<68>Si d'un œil amoureux le lubrique regard
Ne l'eût dans ses transports fait convoiter au Czar,
A son destin obscur à jamais condamnée,
Le pope dans Moscou ne l'eût pas couronnée.
Mais consultons sans choix les fastes de l'amour :
Entre mille beautés qui brillaient à sa cour,
Pour remplacer trois sœurs qui furent ses maîtresses,a
Louis n'adressa point ses vœux à des duchesses;
L'indigne rejeton d'un financier proscrit
Devint l'heureux objet dont son cœur se nourrit;
Toujours plus amoureux, et resserrant ses chaînes,
En ses mains de l'État Louis remit les rênes.
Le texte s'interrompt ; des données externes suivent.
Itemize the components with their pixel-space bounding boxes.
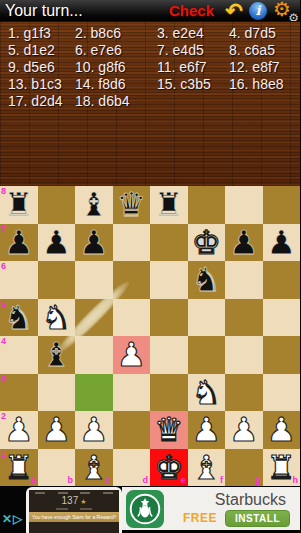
square-e5[interactable] <box>150 299 188 337</box>
starbucks-logo-icon[interactable] <box>126 490 164 528</box>
square-c7[interactable]: ♟ <box>75 224 113 262</box>
move-entry: 11. e6f7 <box>157 59 229 76</box>
square-b2[interactable]: ♟ <box>38 411 76 449</box>
move-entry: 3. e2e4 <box>157 25 229 42</box>
square-h3[interactable] <box>263 374 301 412</box>
chevron-right-icon: › <box>114 512 116 522</box>
black-pawn-b7: ♟ <box>38 224 76 261</box>
square-a2[interactable]: 2♟ <box>0 411 38 449</box>
move-entry: 14. f8d6 <box>75 76 157 93</box>
chess-board: 8♜♝♛♜7♟♟♟♚♟♟6♞5♞♞4♝♟3♞2♟♟♟♛♟♟♟1a♜bc♝de♚f… <box>0 186 300 486</box>
screenshot-nav-bar <box>29 490 119 494</box>
square-h2[interactable]: ♟ <box>263 411 301 449</box>
rank-label-6: 6 <box>1 262 6 271</box>
move-entry: 18. d6b4 <box>75 93 157 110</box>
screenshot-content: 137★ You have enough Stars for a Reward … <box>29 490 119 533</box>
square-c3[interactable] <box>75 374 113 412</box>
square-h5[interactable] <box>263 299 301 337</box>
square-d2[interactable] <box>113 411 151 449</box>
square-f6[interactable]: ♞ <box>188 261 226 299</box>
move-list-panel: 1. g1f32. b8c63. e2e44. d7d55. d1e26. e7… <box>0 21 300 186</box>
square-f7[interactable]: ♚ <box>188 224 226 262</box>
rank-label-7: 7 <box>1 225 6 234</box>
square-g7[interactable]: ♟ <box>225 224 263 262</box>
square-d8[interactable]: ♛ <box>113 186 151 224</box>
square-c8[interactable]: ♝ <box>75 186 113 224</box>
square-e6[interactable] <box>150 261 188 299</box>
square-f4[interactable] <box>188 336 226 374</box>
square-h6[interactable] <box>263 261 301 299</box>
black-knight-f6: ♞ <box>188 261 226 298</box>
black-bishop-c8: ♝ <box>75 186 113 223</box>
file-label-c: c <box>105 476 110 485</box>
file-label-f: f <box>220 476 223 485</box>
white-queen-e2: ♛ <box>150 411 188 448</box>
square-e4[interactable] <box>150 336 188 374</box>
square-f3[interactable]: ♞ <box>188 374 226 412</box>
move-entry: 4. d7d5 <box>229 25 300 42</box>
move-entry: 1. g1f3 <box>8 25 75 42</box>
square-b4[interactable]: ♝ <box>38 336 76 374</box>
black-king-f7: ♚ <box>188 224 226 261</box>
ad-app-screenshot[interactable]: 137★ You have enough Stars for a Reward … <box>26 487 122 533</box>
black-queen-d8: ♛ <box>113 186 151 223</box>
square-e2[interactable]: ♛ <box>150 411 188 449</box>
white-knight-f3: ♞ <box>188 374 226 411</box>
file-label-a: a <box>30 476 35 485</box>
black-rook-e8: ♜ <box>150 186 188 223</box>
file-label-h: h <box>293 476 299 485</box>
screenshot-stars-count: 137★ <box>29 495 119 507</box>
ad-left-strip: ✕ ▷ <box>0 486 27 533</box>
rank-label-4: 4 <box>1 337 6 346</box>
white-pawn-f2: ♟ <box>188 411 226 448</box>
rank-label-3: 3 <box>1 375 6 384</box>
ad-close-icon[interactable]: ✕ <box>2 512 12 526</box>
square-g8[interactable] <box>225 186 263 224</box>
square-g1[interactable]: g <box>225 449 263 487</box>
move-entry: 15. c3b5 <box>157 76 229 93</box>
move-entry: 5. d1e2 <box>8 42 75 59</box>
square-e3[interactable] <box>150 374 188 412</box>
move-entry: 2. b8c6 <box>75 25 157 42</box>
ad-app-name: Starbucks <box>215 491 286 509</box>
square-b7[interactable]: ♟ <box>38 224 76 262</box>
square-a5[interactable]: 5♞ <box>0 299 38 337</box>
file-label-b: b <box>68 476 74 485</box>
square-b1[interactable]: b <box>38 449 76 487</box>
square-b8[interactable] <box>38 186 76 224</box>
move-entry: 7. e4d5 <box>157 42 229 59</box>
rank-label-1: 1 <box>1 450 6 459</box>
square-a6[interactable]: 6 <box>0 261 38 299</box>
screenshot-reward-banner: You have enough Stars for a Reward › <box>29 512 119 522</box>
square-e8[interactable]: ♜ <box>150 186 188 224</box>
move-entry: 10. g8f6 <box>75 59 157 76</box>
ad-action-row: FREE INSTALL <box>183 510 290 527</box>
rank-label-8: 8 <box>1 187 6 196</box>
turn-status-text: Your turn... <box>5 2 83 20</box>
ad-text-block: Starbucks FREE INSTALL <box>164 491 300 527</box>
square-e7[interactable] <box>150 224 188 262</box>
white-pawn-c2: ♟ <box>75 411 113 448</box>
square-c4[interactable] <box>75 336 113 374</box>
white-knight-b5: ♞ <box>38 299 76 336</box>
square-g5[interactable] <box>225 299 263 337</box>
square-g4[interactable] <box>225 336 263 374</box>
square-h4[interactable] <box>263 336 301 374</box>
rank-label-2: 2 <box>1 412 6 421</box>
reward-banner-text: You have enough Stars for a Reward <box>32 512 114 522</box>
white-pawn-h2: ♟ <box>263 411 301 448</box>
square-c6[interactable] <box>75 261 113 299</box>
square-f5[interactable] <box>188 299 226 337</box>
black-pawn-h7: ♟ <box>263 224 301 261</box>
move-entry: 8. c6a5 <box>229 42 300 59</box>
square-h8[interactable] <box>263 186 301 224</box>
undo-icon[interactable]: ↶ <box>221 1 247 21</box>
ad-price-label: FREE <box>183 511 217 525</box>
white-pawn-b2: ♟ <box>38 411 76 448</box>
square-d1[interactable]: d <box>113 449 151 487</box>
move-entry: 13. b1c3 <box>8 76 75 93</box>
move-list: 1. g1f32. b8c63. e2e44. d7d55. d1e26. e7… <box>0 22 300 110</box>
square-d5[interactable] <box>113 299 151 337</box>
move-entry: 6. e7e6 <box>75 42 157 59</box>
file-label-e: e <box>180 476 185 485</box>
square-h7[interactable]: ♟ <box>263 224 301 262</box>
square-d7[interactable] <box>113 224 151 262</box>
star-icon: ★ <box>80 498 86 505</box>
stars-number: 137 <box>62 495 79 506</box>
install-button[interactable]: INSTALL <box>225 510 290 527</box>
black-pawn-g7: ♟ <box>225 224 263 261</box>
square-g2[interactable]: ♟ <box>225 411 263 449</box>
move-entry: 17. d2d4 <box>8 93 75 110</box>
move-entry: 16. h8e8 <box>229 76 300 93</box>
ad-banner: ✕ ▷ 137★ You have enough Stars for a Rew… <box>0 486 300 533</box>
ad-content: Starbucks FREE INSTALL <box>122 487 300 530</box>
square-f2[interactable]: ♟ <box>188 411 226 449</box>
top-bar: Your turn... Check ↶ i ⚙ ⚙ <box>0 0 300 21</box>
settings-gear-icon[interactable]: ⚙ ⚙ <box>273 0 297 21</box>
file-label-d: d <box>143 476 149 485</box>
square-a3[interactable]: 3 <box>0 374 38 412</box>
square-d3[interactable] <box>113 374 151 412</box>
square-b3[interactable] <box>38 374 76 412</box>
square-f1[interactable]: f♝ <box>188 449 226 487</box>
white-pawn-g2: ♟ <box>225 411 263 448</box>
white-pawn-d4: ♟ <box>113 336 151 373</box>
square-b6[interactable] <box>38 261 76 299</box>
square-a8[interactable]: 8♜ <box>0 186 38 224</box>
ad-choices-icon[interactable]: ▷ <box>13 512 22 526</box>
square-b5[interactable]: ♞ <box>38 299 76 337</box>
black-pawn-c7: ♟ <box>75 224 113 261</box>
chess-app-screen: Your turn... Check ↶ i ⚙ ⚙ 1. g1f32. b8c… <box>0 0 300 533</box>
file-label-g: g <box>255 476 261 485</box>
square-a1[interactable]: 1a♜ <box>0 449 38 487</box>
square-e1[interactable]: e♚ <box>150 449 188 487</box>
square-a4[interactable]: 4 <box>0 336 38 374</box>
square-g3[interactable] <box>225 374 263 412</box>
screenshot-sub-tabs <box>29 508 119 510</box>
square-f8[interactable] <box>188 186 226 224</box>
square-c1[interactable]: c♝ <box>75 449 113 487</box>
square-g6[interactable] <box>225 261 263 299</box>
check-indicator: Check <box>169 2 214 19</box>
black-bishop-b4: ♝ <box>38 336 76 373</box>
square-a7[interactable]: 7♟ <box>0 224 38 262</box>
square-c2[interactable]: ♟ <box>75 411 113 449</box>
info-icon[interactable]: i <box>249 2 267 20</box>
square-d4[interactable]: ♟ <box>113 336 151 374</box>
square-h1[interactable]: h♜ <box>263 449 301 487</box>
rank-label-5: 5 <box>1 300 6 309</box>
move-entry: 9. d5e6 <box>8 59 75 76</box>
move-entry: 12. e8f7 <box>229 59 300 76</box>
Ce d'Amboise en fontangeb est l'Atlas des Français,
A son bureau se vend et la guerre et la paix;
Pompadour ne fait point filer le fils d'Alcmène,
C'est l'indolent Bourbon que l'habitude enchaîne,
Et ces charmes divins, que nous n'aurions connus
Qu'en quelque temple obscur, sous les lois de Vénus,
Décident à présent des destins de l'Europe.
Dites-moi quel devin habile en horoscope,
En consultant les cieux et son astre en naissant,
Pouvait lui présager ce destin florissant.
Élevée en exil depuis sa tendre enfance,
De son ambition l'orgueilleuse espérance
N'avait osé former des vœux aussi hardis;
D'Étiole en l'épousant la mit en paradis.
Nous, que l'expérience instruisit dans les brigues,


a Louise-Julie comtesse de Mailli-Nesle, et ses trois sœurs cadettes, mesdames de Vintimille, de Lauraguais et de Châteauroux furent successivement les maîtresses de Louis XV.

b Le cardinal d'Amboise était premier ministre d'État sous Louis XII. C'est à lui que le Roi fait allusion en donnant ici à la marquise de Pompadour le nom d'Amboise en fontange. Voyez t. IX, p. 263.